Seminar by Çağrı Toraman on May 5th @13.30, Seminar Room Z022, METU Research Park

Title: Bridging the Language Gap: Challenges and Strategies for Turkish Large Language Models

Abstract:

Developing effective large language models for low-resource languages such as Turkish faces significant challenges, primarily due to limited high-quality data and reliable adaptation methods. This presentation synthesizes findings from two recent studies focused on bridging this gap for Turkish. We first examine the critical need to evaluate the quality of benchmark datasets, revealing limitations that affect progress.
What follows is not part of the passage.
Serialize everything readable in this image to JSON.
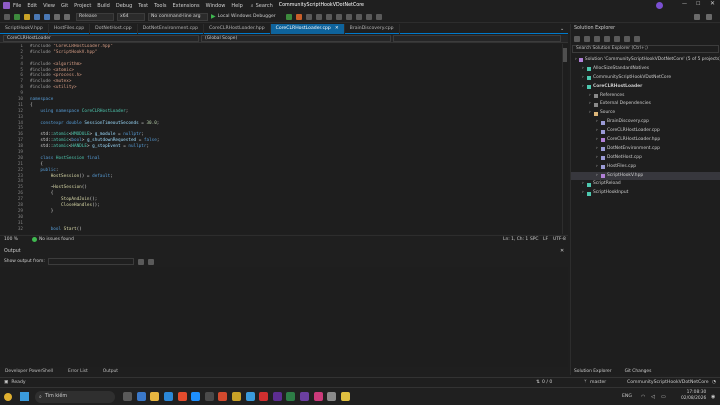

We then explore practical strategies for adapting existing open-source generative large language models to improve their performance on Turkish. By highlighting insights from these case studies, the presentation will outline approaches to overcome resource constraints and advance the capabilities of Turkish large language models.

Bio:

Dr. Çağrı Toraman earned his BS, MS, and PhD degrees from the Department of Computer Engineering at Bilkent University in 2009, 2011, and 2017, respectively. He worked as a Software Engineer at HAVELSAN from 2017 to 2018. He was a Postdoctoral Research Scientist at the University of Central Florida, USA from 2018 to 2019. Between 2020 and 2023, he served as the Natural Language Processing Team Leader at ASELSAN. Since 2024, Dr. Toraman has been an Assistant Professor in the Department of Computer Engineering at Middle East Technical University, where he directs the Applied Natural Language Processing Research Laboratory. His research interests include Natural Language Processing, Generative Artificial Intelligence, and Social Informatics.